Nanotechnology has acquired an immense recognition in
cancer theranostics. Considerable progress has been made in the development of targeted drug delivery system for potent delivery of anticancer drugs to
tumor-specific sites. Recently, multifunctional nanomaterials have been explored and used as nanovehicles to carry
drug molecules with enhanced therapeutic efficacy. In this present work,
graphene oxide quantum dot (GOQD) was conjugated with
folic acid functionalized
chitosan (FA-CH) to develop a nanocargo (FA-CH-GOQD) for
drug delivery in
cancer therapy. The synthesized nanomaterials were characterized using Fourier transform infrared spectroscopy, ultraviolet-visible spectroscopy, scanning electron microscopy, transmission electron microscopy, and dynamic light scattering. Photoluminescence spectroscopy was also employed to characterize the formation of GOQD. To validate the efficacy of FA-CH-GOQD as nanocarriers,
doxorubicin (DOX)
drug was chosen for encapsulation. The in vitro release pattern of DOX was examined in various pH ranges.
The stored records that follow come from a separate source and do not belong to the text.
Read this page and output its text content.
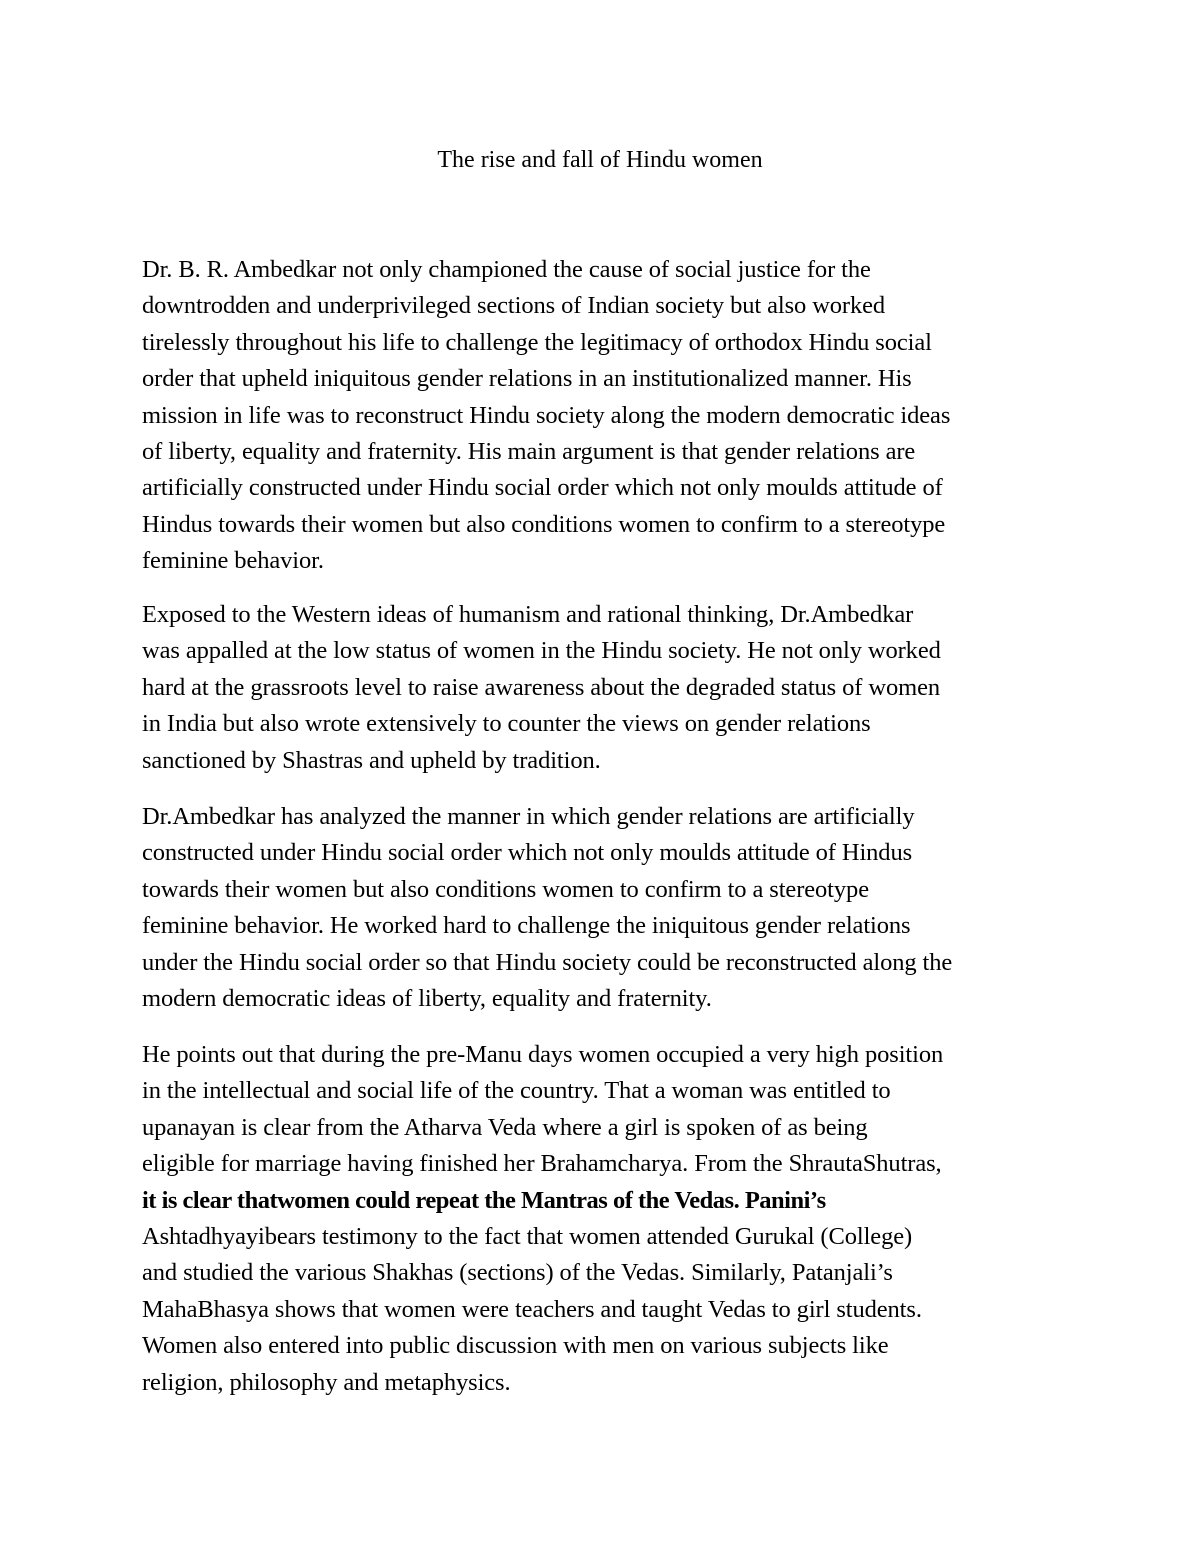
The rise and fall of Hindu women

Dr. B. R. Ambedkar not only championed the cause of social justice for the
downtrodden and underprivileged sections of Indian society but also worked
tirelessly throughout his life to challenge the legitimacy of orthodox Hindu social
order that upheld iniquitous gender relations in an institutionalized manner. His
mission in life was to reconstruct Hindu society along the modern democratic ideas
of liberty, equality and fraternity. His main argument is that gender relations are
artificially constructed under Hindu social order which not only moulds attitude of
Hindus towards their women but also conditions women to confirm to a stereotype
feminine behavior.

Exposed to the Western ideas of humanism and rational thinking, Dr.Ambedkar
was appalled at the low status of women in the Hindu society. He not only worked
hard at the grassroots level to raise awareness about the degraded status of women
in India but also wrote extensively to counter the views on gender relations
sanctioned by Shastras and upheld by tradition.

Dr.Ambedkar has analyzed the manner in which gender relations are artificially
constructed under Hindu social order which not only moulds attitude of Hindus
towards their women but also conditions women to confirm to a stereotype
feminine behavior. He worked hard to challenge the iniquitous gender relations
under the Hindu social order so that Hindu society could be reconstructed along the
modern democratic ideas of liberty, equality and fraternity.

He points out that during the pre-Manu days women occupied a very high position
in the intellectual and social life of the country. That a woman was entitled to
upanayan is clear from the Atharva Veda where a girl is spoken of as being
eligible for marriage having finished her Brahamcharya. From the ShrautaShutras,
it is clear thatwomen could repeat the Mantras of the Vedas. Panini’s
Ashtadhyayibears testimony to the fact that women attended Gurukal (College)
and studied the various Shakhas (sections) of the Vedas. Similarly, Patanjali’s
MahaBhasya shows that women were teachers and taught Vedas to girl students.
Women also entered into public discussion with men on various subjects like
religion, philosophy and metaphysics.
The drug release rate in a
tumor cell microenvironment at pH 5.5 was found higher than that under a physiological range of pH 6.5 and 7.4. An MTT assay was performed to understand the cytotoxic behavior of GOQD and FA-CH-GOQD/DOX. Cytomorphological micrographs of the A549 cell exhibited the various morphological arrangements subject to apoptosis of the cell. Cellular uptake studies manifested that FA-CH-GOQD could specifically transport DOX within a cancerous cell. Further anticancer efficacy of this nanomaterial was corroborated in a
breast cancer cell line and demonstrated through
4',6-diamidino-2-phenylindole dihydrochloride staining micrographs.